The introduction and notes are packed with much fascinating information about so many different matters: we learn that horses in Ancient Greece were smaller than now, a contemporary of Xenophon wrote a cookery book and the moon was thought to be hot.

The translation by Robin Waterfield is free of archaisms and for the reader at this late moment of the millennium is comfortable. Agesilaus, the subject of a biography, was `labelled ... a devoted family man.' This is idiomatic. `Labelling' is truly a twentieth-century metaphor. One is amazed to consider that a king of Sparta was a `devoted family man.' In such ways characters from remote antiquity are paraded in the modern world.

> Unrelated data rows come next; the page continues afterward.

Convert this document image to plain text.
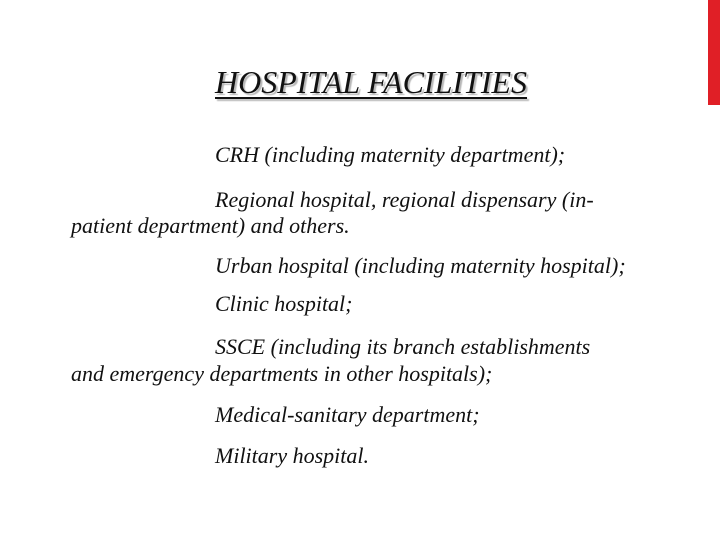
HOSPITAL FACILITIES

CRH (including maternity department);

Regional hospital, regional dispensary (in-

patient department) and others.

Urban hospital (including maternity hospital);

Clinic hospital;

SSCE (including its branch establishments

and emergency departments in other hospitals);

Medical-sanitary department;

Military hospital.
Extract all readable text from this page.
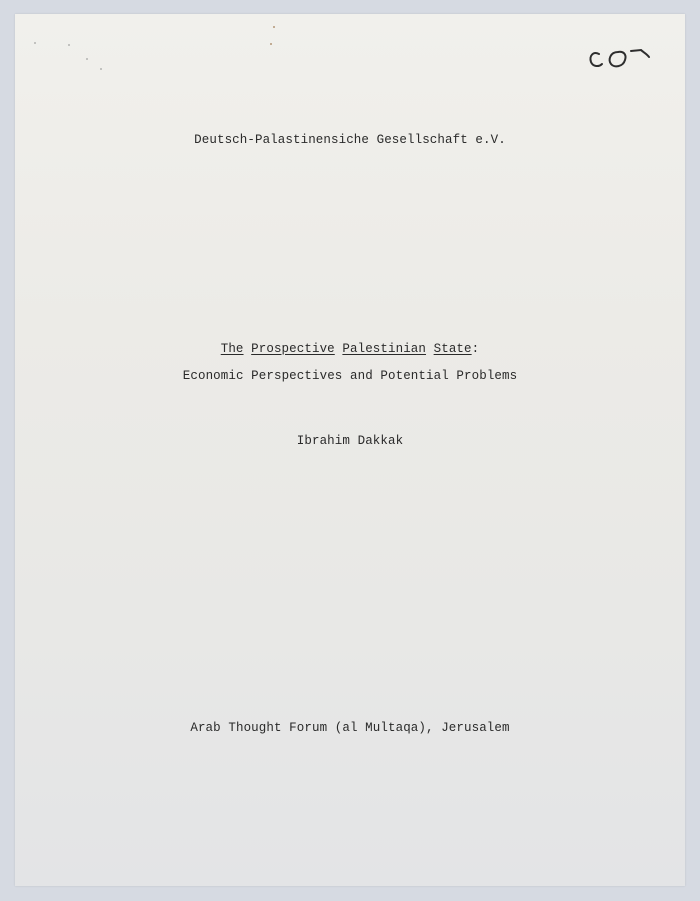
Deutsch-Palastinensiche Gesellschaft e.V.
The Prospective Palestinian State:
Economic Perspectives and Potential Problems
Ibrahim Dakkak
Arab Thought Forum (al Multaqa), Jerusalem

As we are told in the main introduction, one of Xenophon's purposes is pedagogic. We may then ask what lessons he can give in our times. We have no city-states, the last cavalry charge was in 1939 and hunting's days are numbered. The few, however, who need advice on what to look for in a horse might find help in the excellent pamphlet on horsemanship (doubtfully by Xenophon).

Such an approach is utilitarian and may be philistine but for me to enquire what benefit it is to read a translation from a classical author does sort the sheep from the goats.

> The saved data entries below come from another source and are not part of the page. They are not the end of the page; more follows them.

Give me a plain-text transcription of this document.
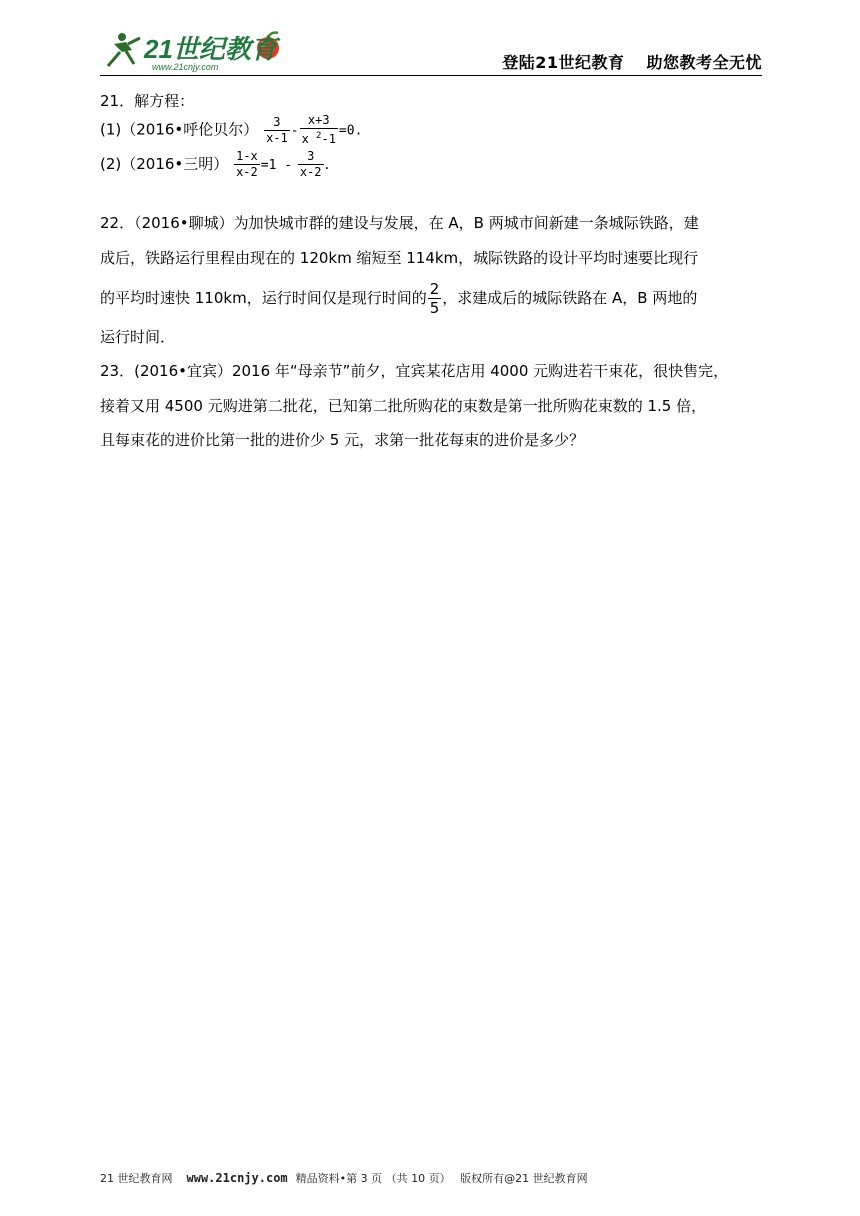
21世纪教育
www.21cnjy.com	登陆21世纪教育 助您教考全无忧
21．解方程：
(1)（2016•呼伦贝尔） $\frac{3}{x-1} - \frac{x+3}{x ^2-1} =0$.
(2)（2016•三明） $\frac{1-x}{x-2} =1 - \frac{3}{x-2}$ .
22．（2016•聊城）为加快城市群的建设与发展，在 A，B 两城市间新建一条城际铁路，建
成后，铁路运行里程由现在的 120km 缩短至 114km，城际铁路的设计平均时速要比现行
的平均时速快 110km，运行时间仅是现行时间的 $\frac{2}{5}$ ，求建成后的城际铁路在 A，B 两地的
运行时间．
23．(2016•宜宾）2016 年“母亲节”前夕，宜宾某花店用 4000 元购进若干束花，很快售完，
接着又用 4500 元购进第二批花，已知第二批所购花的束数是第一批所购花束数的 1.5 倍，
且每束花的进价比第一批的进价少 5 元，求第一批花每束的进价是多少？
21 世纪教育网 www.21cnjy.com 精品资料•第 3 页 （共 10 页） 版权所有@21 世纪教育网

The dialogue in which Simonides and Hiero discuss the pleasures available to a tyrant is lucid but not challenging. Those who have read the Socratic dialogues will recognise the form and the `elenchus' is still surely there, but whereas with Socrates we are admitted, for example, to a discussion on whether virtue can be taught, a matter of universal importance, and the talking takes us to the heights, with Xenophon we are confined to the foot-hills.

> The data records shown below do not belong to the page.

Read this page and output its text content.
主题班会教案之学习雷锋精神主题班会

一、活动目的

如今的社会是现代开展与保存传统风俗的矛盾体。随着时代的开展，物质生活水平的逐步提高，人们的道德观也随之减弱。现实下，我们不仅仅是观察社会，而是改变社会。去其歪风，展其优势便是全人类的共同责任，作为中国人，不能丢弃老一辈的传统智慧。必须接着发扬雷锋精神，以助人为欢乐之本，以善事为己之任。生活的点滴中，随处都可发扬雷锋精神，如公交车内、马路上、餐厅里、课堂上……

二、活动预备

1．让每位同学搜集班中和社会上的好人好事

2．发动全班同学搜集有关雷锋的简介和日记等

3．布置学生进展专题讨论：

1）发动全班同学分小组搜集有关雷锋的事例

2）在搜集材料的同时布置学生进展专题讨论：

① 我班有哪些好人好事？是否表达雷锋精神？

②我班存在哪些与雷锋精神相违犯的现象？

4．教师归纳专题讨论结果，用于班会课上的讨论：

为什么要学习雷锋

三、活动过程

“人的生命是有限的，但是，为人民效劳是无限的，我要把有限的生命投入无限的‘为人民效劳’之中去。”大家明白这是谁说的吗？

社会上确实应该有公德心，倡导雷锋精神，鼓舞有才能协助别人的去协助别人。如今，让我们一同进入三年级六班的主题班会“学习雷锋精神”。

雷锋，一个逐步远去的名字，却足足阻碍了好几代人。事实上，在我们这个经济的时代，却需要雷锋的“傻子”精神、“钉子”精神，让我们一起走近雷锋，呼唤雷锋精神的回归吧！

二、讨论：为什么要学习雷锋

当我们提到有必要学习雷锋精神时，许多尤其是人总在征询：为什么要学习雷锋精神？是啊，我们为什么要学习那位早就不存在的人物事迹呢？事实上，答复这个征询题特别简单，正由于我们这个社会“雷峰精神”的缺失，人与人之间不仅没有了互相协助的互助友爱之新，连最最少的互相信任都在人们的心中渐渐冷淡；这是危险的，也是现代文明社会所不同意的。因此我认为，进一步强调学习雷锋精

The king Agesilaus, the aforementioned `devoted family man' was a colourful figure, but Xenophon had personal favours to repay in praising him. It is good to have an annotator who is prepared to tell us on occasion that what Xenophon wrote is `balderdash'. Agesilaus would make a strange rôle-model now. What are we to think of a man whose main object was to attain virtue and who practised always due reverence to the gods?

Paul Cartledge admits that Xenophon has a negative rating, but discerns `glimmerings of new readings.' While he can not yet clearly spell out the qualities that might bring about a Xenophontic revival, he achieves his goal of supplying the bounteous information so that we can place the writer in his social milieu and see how conformable he was to his times.

In many ways the most interesting work here is the pamphlet `Ways and Means' in which Xenophon has suggestions for the benefit of the Athenian economy such as the need to develop the silver mines. It is also pacific in the sense that he believes he can show historically that Athens has always been better off in peace than in war. Our commentator calls the work an oddity in Xenophon's oeuvre but also in Greek literature as a whole. It is in this case the absence of moral preaching that brings that judgement.

We may indeed be grateful for a fluent translation and the numerous views afforded in these notes which stimulate us with the love of the pursuit, in much the same way that the Greek author himself once indulged among the Peloponnesian thickets in the sport of hunting hares.